31 Ensuite, il y a lieu de rappeler que la Cour a jugé que la relation de travail est essentiellement caractérisée par le lien qui existe entre le travailleur et la partie de l'entreprise à laquelle il est affecté pour exercer sa tâche (arrêt du 7 février 1985, Botzen e.a., 186/83, Rec. p. 519, point 15).

32 Il y a donc lieu d'interpréter la notion d'"établissement" figurant à l'article 1er, paragraphe 1, sous a), de la directive comme désignant, selon les circonstances, l'unité à laquelle les travailleurs concernés par le licenciement sont affectés pour exercer leur tâche. Que l'unité en cause dispose d'une direction pouvant effectuer de manière indépendante des licenciements collectifs n'est pas essentiel à la définition de la notion d'"établissement".

33 Cette interprétation est confortée par le fait que la proposition initiale de directive présentée par la Commission employait l'expression "entreprise" et que cette notion était définie à l'article 1er, paragraphe 1, dernier alinéa, de la proposition comme étant l'"unité locale d'emploi". Il apparaît que le Conseil a toutefois décidé de remplacer le terme d'"entreprise" par celui d'"établissement", avec pour conséquence la suppression de la définition initialement contenue dans la proposition, jugée superflue.

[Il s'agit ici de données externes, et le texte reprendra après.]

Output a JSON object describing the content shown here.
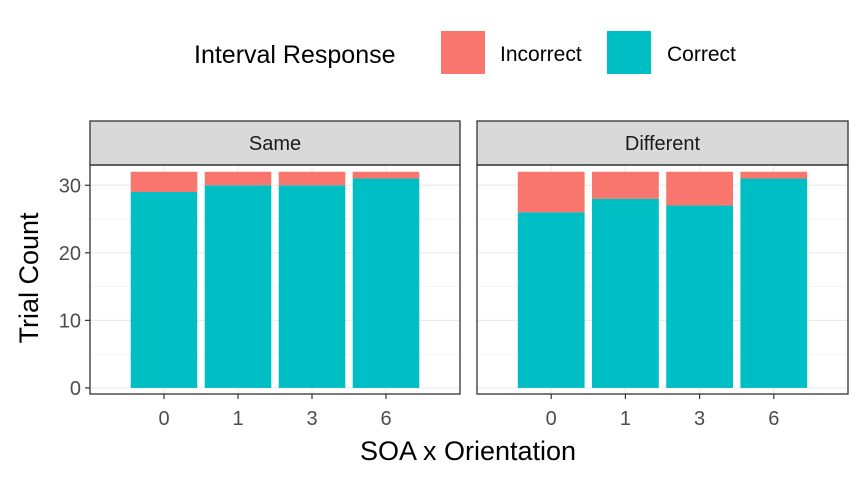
{
  "chart_data": {
    "type": "bar",
    "stacked": true,
    "ylabel": "Trial Count",
    "xlabel": "SOA x Orientation",
    "ylim": [
      -0.9,
      33
    ],
    "yticks": [
      0,
      10,
      20,
      30
    ],
    "grid": true,
    "legend": {
      "title": "Interval Response",
      "position": "top",
      "entries": [
        {
          "name": "Incorrect",
          "color": "#F8766D"
        },
        {
          "name": "Correct",
          "color": "#00BFC4"
        }
      ]
    },
    "categories": [
      "0",
      "1",
      "3",
      "6"
    ],
    "facets": [
      {
        "label": "Same",
        "series": [
          {
            "name": "Correct",
            "values": [
              29,
              30,
              30,
              31
            ]
          },
          {
            "name": "Incorrect",
            "values": [
              3,
              2,
              2,
              1
            ]
          }
        ]
      },
      {
        "label": "Different",
        "series": [
          {
            "name": "Correct",
            "values": [
              26,
              28,
              27,
              31
            ]
          },
          {
            "name": "Incorrect",
            "values": [
              6,
              4,
              5,
              1
            ]
          }
        ]
      }
    ]
  }
}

34 Il convient donc de répondre à la seconde partie de la question préjudicielle que, par le terme d'"établissement" figurant à l'article 1er, paragraphe 1, sous a), de la directive, il y a lieu d'entendre, selon les circonstances, l'unité à laquelle les travailleurs concernés par le licenciement sont affectés pour exercer leur tâche. Que l'unité en cause dispose d'une direction pouvant effectuer de manière indépendante des licenciements collectifs n'est pas essentiel à la définition de la notion d'"établissement".

Sur les dépens

35 Les frais exposés par les gouvernements belge et du Royaume-Uni, ainsi que par la Commission des Communautés européennes, qui ont soumis des observations à la Cour, ne peuvent faire l'objet d'un remboursement. La procédure revêtant, à l'égard des parties au principal, le caractère d'un incident soulevé devant la juridiction nationale, il appartient à celle-ci de statuer sur les dépens.

Par ces motifs,

LA COUR (première chambre),

statuant sur la question à elle soumise par l'OEstre Landsret, par ordonnance du 16 novembre 1993, dit pour droit:

1) L'article 1er, paragraphe 1, sous a), de la directive 75/129/CEE du Conseil, du 17 février 1975, concernant le rapprochement des législations des États membres relatives aux licenciements collectifs, doit être interprété en ce sens qu'il ne s'oppose pas à ce que deux ou plusieurs entreprises faisant partie d'un groupe d'entreprises et ayant des liens réciproques, mais dont aucune n'a d'influence prépondérante sur l'autre ou les autres, mettent en place un service commun d'embauche ou de licenciement de sorte que, notamment, les licenciements dans l'une des entreprises ne peuvent avoir lieu qu'avec l'approbation de ce service.

2) Par le terme d'"établissement" figurant à l'article 1er, paragraphe 1, sous a), de la directive précitée, il y a lieu d'entendre, selon les circonstances, l'unité à laquelle les travailleurs concernés par le licenciement sont affectés pour exercer leur tâche. Que l'unité en cause dispose d'une direction pouvant effectuer de manière indépendante des licenciements collectifs n'est pas essentiel à la définition de la notion d'"établissement".